The pilot, Joseph David Emerson of Pleasant Hill, Calif., was off duty when he caught a partner airline’s flight from Washington state to San Francisco. He was sitting in a spare seat in the cockpit when authorities say he tried to shut off the engines before the two pilots subdued him.

The plane made an emergency landing in Portland, where he was arrested and charged with 83 counts of attempted murder — one for every passenger.

Some details of the incident remain unclear. Documents filed in state court in Oregon say he took the mushrooms about 48 hours before the flight, but an FBI arrest affidavit is vague about when he last ingested the substance.

Emerson said he was grieving the death of his best friend and had been depressed for about six months, according to the affidavit.
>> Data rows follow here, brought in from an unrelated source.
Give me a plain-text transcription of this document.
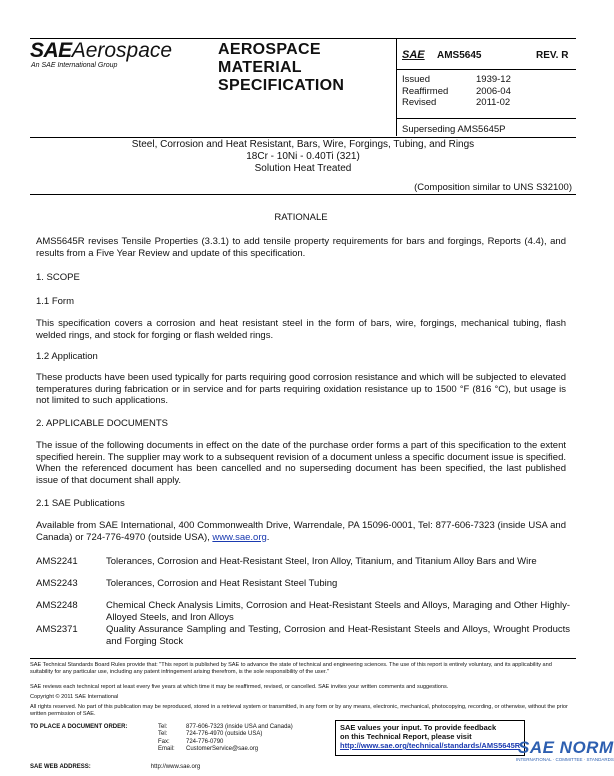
SAEAerospace
An SAE International Group
AEROSPACE
MATERIAL
SPECIFICATION
SAE AMS5645	REV. R
Issued	1939-12
Reaffirmed	2006-04
Revised	2011-02
Superseding AMS5645P
Steel, Corrosion and Heat Resistant, Bars, Wire, Forgings, Tubing, and Rings
18Cr - 10Ni - 0.40Ti (321)
Solution Heat Treated
(Composition similar to UNS S32100)
RATIONALE
AMS5645R revises Tensile Properties (3.3.1) to add tensile property requirements for bars and forgings, Reports (4.4), and results from a Five Year Review and update of this specification.
1. SCOPE
1.1 Form
This specification covers a corrosion and heat resistant steel in the form of bars, wire, forgings, mechanical tubing, flash welded rings, and stock for forging or flash welded rings.
1.2 Application
These products have been used typically for parts requiring good corrosion resistance and which will be subjected to elevated temperatures during fabrication or in service and for parts requiring oxidation resistance up to 1500 °F (816 °C), but usage is not limited to such applications.
2. APPLICABLE DOCUMENTS
The issue of the following documents in effect on the date of the purchase order forms a part of this specification to the extent specified herein. The supplier may work to a subsequent revision of a document unless a specific document issue is specified. When the referenced document has been cancelled and no superseding document has been specified, the last published issue of that document shall apply.
2.1 SAE Publications
Available from SAE International, 400 Commonwealth Drive, Warrendale, PA 15096-0001, Tel: 877-606-7323 (inside USA and Canada) or 724-776-4970 (outside USA), www.sae.org.
AMS2241	Tolerances, Corrosion and Heat-Resistant Steel, Iron Alloy, Titanium, and Titanium Alloy Bars and Wire
AMS2243	Tolerances, Corrosion and Heat Resistant Steel Tubing
AMS2248	Chemical Check Analysis Limits, Corrosion and Heat-Resistant Steels and Alloys, Maraging and Other Highly-Alloyed Steels, and Iron Alloys
AMS2371	Quality Assurance Sampling and Testing, Corrosion and Heat-Resistant Steels and Alloys, Wrought Products and Forging Stock
SAE Technical Standards Board Rules provide that: "This report is published by SAE to advance the state of technical and engineering sciences. The use of this report is entirely voluntary, and its applicability and suitability for any particular use, including any patent infringement arising therefrom, is the sole responsibility of the user."
SAE reviews each technical report at least every five years at which time it may be reaffirmed, revised, or cancelled. SAE invites your written comments and suggestions.
Copyright © 2011 SAE International
All rights reserved. No part of this publication may be reproduced, stored in a retrieval system or transmitted, in any form or by any means, electronic, mechanical, photocopying, recording, or otherwise, without the prior written permission of SAE.
TO PLACE A DOCUMENT ORDER:	Tel:	877-606-7323 (inside USA and Canada)
Tel:	724-776-4970 (outside USA)
Fax:	724-776-0790
Email:	CustomerService@sae.org
SAE WEB ADDRESS:	http://www.sae.org
SAE values your input. To provide feedback
on this Technical Report, please visit
http://www.sae.org/technical/standards/AMS5645R
SAE NORM
INTERNATIONAL · COMMITTEE · STANDARDS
He also told the agent that he was having a nervous breakdown at the time of the incident.

Mushrooms typically lose their hallucinogenic effects within six hours, so it’s unclear if he would have still been impaired if he had taken them 48 hours before the flight, as detailed in the state court documents.
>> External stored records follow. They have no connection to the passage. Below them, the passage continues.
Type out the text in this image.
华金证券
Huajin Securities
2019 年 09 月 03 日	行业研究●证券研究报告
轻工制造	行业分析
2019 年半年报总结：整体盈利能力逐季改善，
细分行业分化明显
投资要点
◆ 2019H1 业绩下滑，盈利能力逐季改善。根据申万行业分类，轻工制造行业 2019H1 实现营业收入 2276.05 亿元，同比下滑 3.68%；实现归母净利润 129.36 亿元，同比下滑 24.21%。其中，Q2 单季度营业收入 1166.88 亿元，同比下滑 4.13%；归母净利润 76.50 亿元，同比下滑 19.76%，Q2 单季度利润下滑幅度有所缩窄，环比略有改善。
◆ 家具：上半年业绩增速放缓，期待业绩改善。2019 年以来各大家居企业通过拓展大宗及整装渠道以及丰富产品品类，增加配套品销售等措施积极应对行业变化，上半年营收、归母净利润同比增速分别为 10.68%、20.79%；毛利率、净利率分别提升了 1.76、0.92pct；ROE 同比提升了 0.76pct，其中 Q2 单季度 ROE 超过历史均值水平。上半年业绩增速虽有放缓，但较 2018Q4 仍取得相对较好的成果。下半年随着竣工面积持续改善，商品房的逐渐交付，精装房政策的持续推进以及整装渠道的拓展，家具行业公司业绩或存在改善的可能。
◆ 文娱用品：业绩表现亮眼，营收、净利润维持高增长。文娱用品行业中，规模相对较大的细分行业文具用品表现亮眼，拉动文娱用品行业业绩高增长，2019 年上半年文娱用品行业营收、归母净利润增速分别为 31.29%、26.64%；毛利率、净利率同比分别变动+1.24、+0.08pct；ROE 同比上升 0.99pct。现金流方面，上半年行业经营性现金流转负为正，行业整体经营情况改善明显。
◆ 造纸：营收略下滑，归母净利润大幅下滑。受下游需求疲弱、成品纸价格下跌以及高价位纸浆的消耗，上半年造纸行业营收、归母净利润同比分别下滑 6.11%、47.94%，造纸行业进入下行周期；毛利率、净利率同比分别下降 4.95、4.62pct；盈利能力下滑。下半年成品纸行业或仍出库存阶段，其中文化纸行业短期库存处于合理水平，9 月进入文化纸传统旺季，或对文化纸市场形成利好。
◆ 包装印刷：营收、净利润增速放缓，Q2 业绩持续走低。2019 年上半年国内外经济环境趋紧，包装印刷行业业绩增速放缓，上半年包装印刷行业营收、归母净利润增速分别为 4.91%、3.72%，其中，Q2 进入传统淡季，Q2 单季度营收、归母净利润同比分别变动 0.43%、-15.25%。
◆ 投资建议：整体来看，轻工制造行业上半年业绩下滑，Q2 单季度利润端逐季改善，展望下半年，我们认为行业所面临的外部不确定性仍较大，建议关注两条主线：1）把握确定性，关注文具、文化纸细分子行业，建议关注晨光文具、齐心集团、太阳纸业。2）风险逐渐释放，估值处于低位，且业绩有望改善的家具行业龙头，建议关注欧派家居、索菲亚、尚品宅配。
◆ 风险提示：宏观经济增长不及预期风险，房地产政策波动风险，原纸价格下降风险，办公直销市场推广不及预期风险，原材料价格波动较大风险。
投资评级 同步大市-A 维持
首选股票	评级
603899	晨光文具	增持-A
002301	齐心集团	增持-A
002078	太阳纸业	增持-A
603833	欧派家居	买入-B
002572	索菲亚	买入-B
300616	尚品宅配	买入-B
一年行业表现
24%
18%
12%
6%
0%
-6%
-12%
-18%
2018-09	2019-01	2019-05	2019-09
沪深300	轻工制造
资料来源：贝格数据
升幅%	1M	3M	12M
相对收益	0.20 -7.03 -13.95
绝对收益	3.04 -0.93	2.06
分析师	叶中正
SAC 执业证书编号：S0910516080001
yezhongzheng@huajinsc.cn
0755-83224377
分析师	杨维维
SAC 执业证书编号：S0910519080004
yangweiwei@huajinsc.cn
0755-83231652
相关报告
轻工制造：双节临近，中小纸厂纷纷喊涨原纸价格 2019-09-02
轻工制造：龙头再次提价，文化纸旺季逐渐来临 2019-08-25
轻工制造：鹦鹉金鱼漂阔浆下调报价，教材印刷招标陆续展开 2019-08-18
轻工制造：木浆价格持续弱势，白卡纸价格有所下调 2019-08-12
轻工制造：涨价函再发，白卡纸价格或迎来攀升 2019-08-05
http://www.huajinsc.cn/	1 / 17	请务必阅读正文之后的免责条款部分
Ryan Munevar, campaign director for the pro-mushroom Decriminalize California, said his group will continue collecting signatures to try to put legalization on the 2024 ballot.

Munevar said Emerson couldn’t have been experiencing the effects 48 hours after ingesting the mushrooms and pointed to the fact that there have been other episodes where suspects attempt to use psychedelics to justify violence.

“It wouldn’t have an impact on him the next day, let alone 48 hours later,” he said.

Marvel, the police association leader, said a major part of his group’s objections to the psychedelics bill was uncertainty about the therapeutic science, including a lack of dosing guidelines for people operating airplanes, vehicles and heavy machinery.


He said law enforcement would likely be open to legislation to allow psychedelics for narrow therapeutic uses, provided it’s well-regulated within the medical system. “You can do it in a slow manner in which there’s studies, there’s science behind it,” Marvel said.

Republican Assemblymember Tom Lackey, who voted against the bill, said the Alaska pilot incident underscores the need for more research on the substance.

“It's an awakening moment,” said Lackey, who was a California Highway Patrol officer for nearly 30 years. "This substance has, sometimes, a delayed impact on people, and we know way too little to be using this as a routine treatment for people."

Wiener’s bill that made it to Newsom’s desk this year was much broader and would have allowed the personal possession of mushrooms, known scientifically as psilocybin, and several other natural hallucinogenic substances.

California would have been the third state to decriminalize psychedelics. In 2020, voters in Oregon approved a measure to legalize the therapeutic use of psilocybin. Colorado voters followed suit last year, legalizing the substance starting in 2024.